D’ailleurs, la biométrie nous permet de faire à la fois de la carte d’identité nationale une carte d’électeur et un permis de conduire à travers une bande de reconnaissance numérique qui s’adapte à tous les besoins éventuels d’utilisation.
Il est évidemment possible de rendre le fichier fiable à travers des choses simples à faire et l’ambition de sa qualification nous commande de saisir les opportunités que nous offre la modernité pour ne pas continuer de nous encombrer de méthodes rudimentaires qui ne contribueront qu’à fragiliser notre pays à chaque échéance électorale.
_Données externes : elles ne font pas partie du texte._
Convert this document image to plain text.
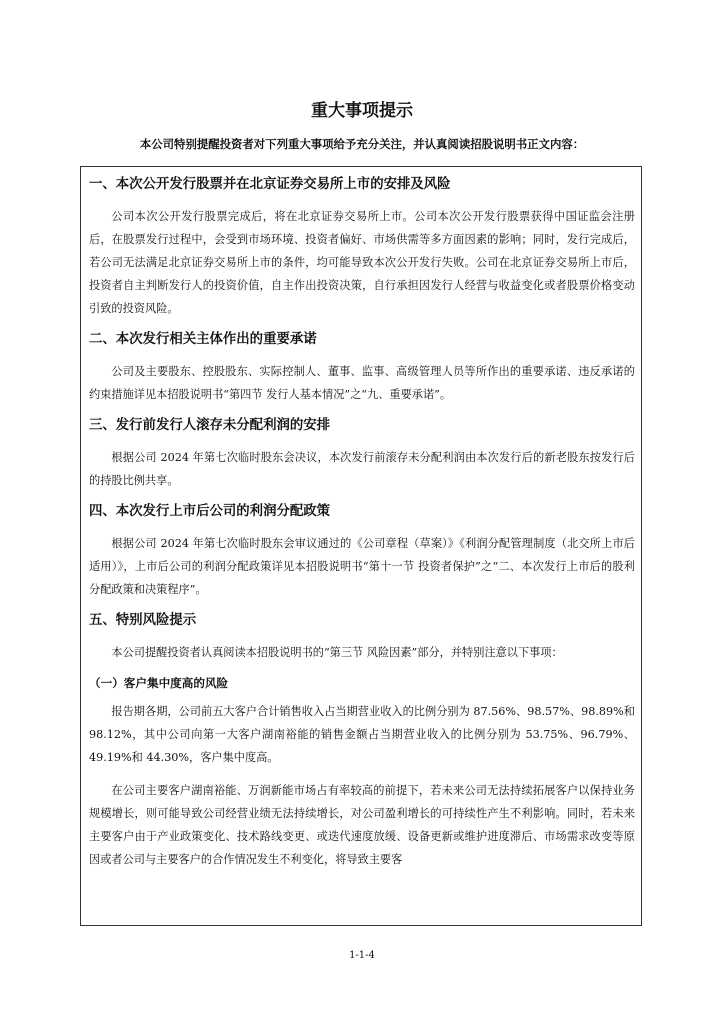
重大事项提示
本公司特别提醒投资者对下列重大事项给予充分关注，并认真阅读招股说明书正文内容：
一、本次公开发行股票并在北京证券交易所上市的安排及风险

公司本次公开发行股票完成后，将在北京证券交易所上市。公司本次公开发行股票获得中国证监会注册后，在股票发行过程中，会受到市场环境、投资者偏好、市场供需等多方面因素的影响；同时，发行完成后，若公司无法满足北京证券交易所上市的条件，均可能导致本次公开发行失败。公司在北京证券交易所上市后，投资者自主判断发行人的投资价值，自主作出投资决策，自行承担因发行人经营与收益变化或者股票价格变动引致的投资风险。

二、本次发行相关主体作出的重要承诺

公司及主要股东、控股股东、实际控制人、董事、监事、高级管理人员等所作出的重要承诺、违反承诺的约束措施详见本招股说明书“第四节 发行人基本情况”之“九、重要承诺”。

三、发行前发行人滚存未分配利润的安排

根据公司 2024 年第七次临时股东会决议，本次发行前滚存未分配利润由本次发行后的新老股东按发行后的持股比例共享。

四、本次发行上市后公司的利润分配政策

根据公司 2024 年第七次临时股东会审议通过的《公司章程（草案）》《利润分配管理制度（北交所上市后适用）》，上市后公司的利润分配政策详见本招股说明书“第十一节 投资者保护”之“二、本次发行上市后的股利分配政策和决策程序”。

五、特别风险提示

本公司提醒投资者认真阅读本招股说明书的“第三节 风险因素”部分，并特别注意以下事项：

（一）客户集中度高的风险

报告期各期，公司前五大客户合计销售收入占当期营业收入的比例分别为 87.56%、98.57%、98.89%和 98.12%，其中公司向第一大客户湖南裕能的销售金额占当期营业收入的比例分别为 53.75%、96.79%、49.19%和 44.30%，客户集中度高。

在公司主要客户湖南裕能、万润新能市场占有率较高的前提下，若未来公司无法持续拓展客户以保持业务规模增长，则可能导致公司经营业绩无法持续增长，对公司盈利增长的可持续性产生不利影响。同时，若未来主要客户由于产业政策变化、技术路线变更、或迭代速度放缓、设备更新或维护进度滞后、市场需求改变等原因或者公司与主要客户的合作情况发生不利变化，将导致主要客

1-1-4
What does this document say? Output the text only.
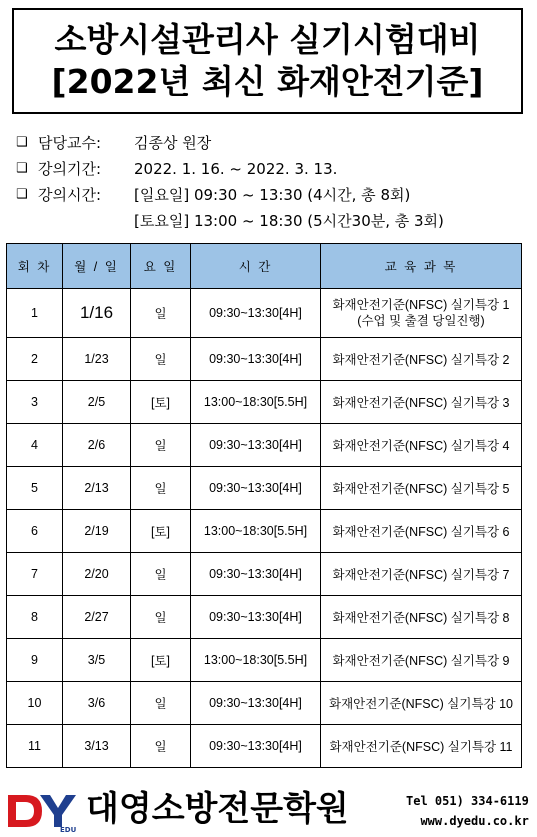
소방시설관리사 실기시험대비
[2022년 최신 화재안전기준]
❑ 담당교수:	김종상 원장
❑ 강의기간:	2022. 1. 16. ~ 2022. 3. 13.
❑ 강의시간:	[일요일] 09:30 ~ 13:30 (4시간, 총 8회)
[토요일] 13:00 ~ 18:30 (5시간30분, 총 3회)
회 차	월 / 일	요 일	시 간	교 육 과 목
1	1/16	일	09:30~13:30[4H]	화재안전기준(NFSC) 실기특강 1
(수업 및 출결 당일진행)

2	1/23	일	09:30~13:30[4H]	화재안전기준(NFSC) 실기특강 2
3	2/5	[토]	13:00~18:30[5.5H]	화재안전기준(NFSC) 실기특강 3
4	2/6	일	09:30~13:30[4H]	화재안전기준(NFSC) 실기특강 4
5	2/13	일	09:30~13:30[4H]	화재안전기준(NFSC) 실기특강 5
6	2/19	[토]	13:00~18:30[5.5H]	화재안전기준(NFSC) 실기특강 6
7	2/20	일	09:30~13:30[4H]	화재안전기준(NFSC) 실기특강 7
8	2/27	일	09:30~13:30[4H]	화재안전기준(NFSC) 실기특강 8
9	3/5	[토]	13:00~18:30[5.5H]	화재안전기준(NFSC) 실기특강 9
10	3/6	일	09:30~13:30[4H]	화재안전기준(NFSC) 실기특강 10
11	3/13	일	09:30~13:30[4H]	화재안전기준(NFSC) 실기특강 11
EDU
대영소방전문학원	Tel 051) 334-6119
www.dyedu.co.kr
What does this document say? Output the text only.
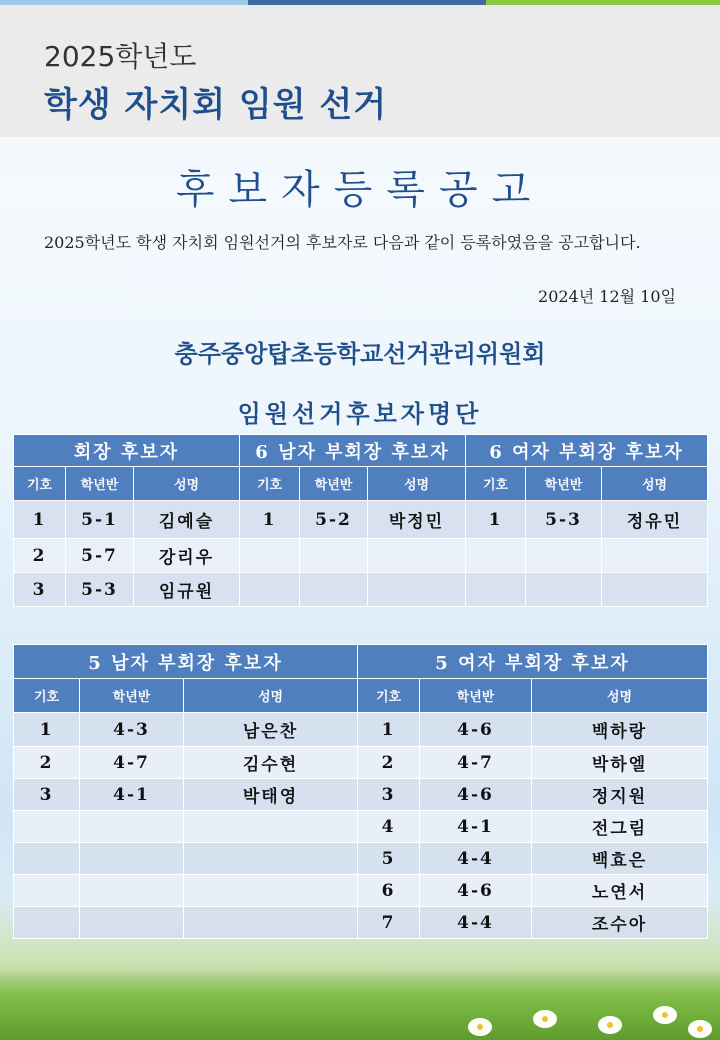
2025학년도
학생 자치회 임원 선거
후보자등록공고
2025학년도 학생 자치회 임원선거의 후보자로 다음과 같이 등록하였음을 공고합니다.
2024년 12월 10일
충주중앙탑초등학교선거관리위원회
임원선거후보자명단
회장 후보자			6 남자 부회장 후보자			6 여자 부회장 후보자		
기호	학년반	성명	기호	학년반	성명	기호	학년반	성명
1	5-1	김예슬	1	5-2	박정민	1	5-3	정유민
2	5-7	강리우						
3	5-3	임규원						
5 남자 부회장 후보자			5 여자 부회장 후보자		
기호	학년반	성명	기호	학년반	성명
1	4-3	남은찬	1	4-6	백하랑
2	4-7	김수현	2	4-7	박하엘
3	4-1	박태영	3	4-6	정지원
			4	4-1	전그림
			5	4-4	백효은
			6	4-6	노연서
			7	4-4	조수아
La politisation à outrance du débat sur cette problématique, à l’instar de beaucoup d’autres questions d’ailleurs, n’a jamais permis qu’elle soit abordée avec objectivité et lucidité. C’est-à-dire comme sujet technique d’enjeu républicain.
Sinon, en temps normal, ce combat est celui du gouvernement et des acteurs de la société civile d’abord, car au-delà des militants politiques, c’est l’ensemble des citoyens majeurs qui sont concernés par l’exercice du droit de vote.
Enfin, un fichier électoral ne doit être élaboré et entretenu selon des critères exclusivement politiques qui souvent ne tiennent compte que des positions et des critères catégoriels. Il reste et demeure un patrimoine de la nation toute entière.
NB : Ceci n’est qu’une modeste contribution dans un débat que je considère nécessaire et urgent d’ouvrir si nous voulons qualifier davantage notre processus électoral et ramener la confiance autour de son maillon le plus important.
Ainsi, nous ferons disparaître progressivement les risques de crise post-électorale à répétition.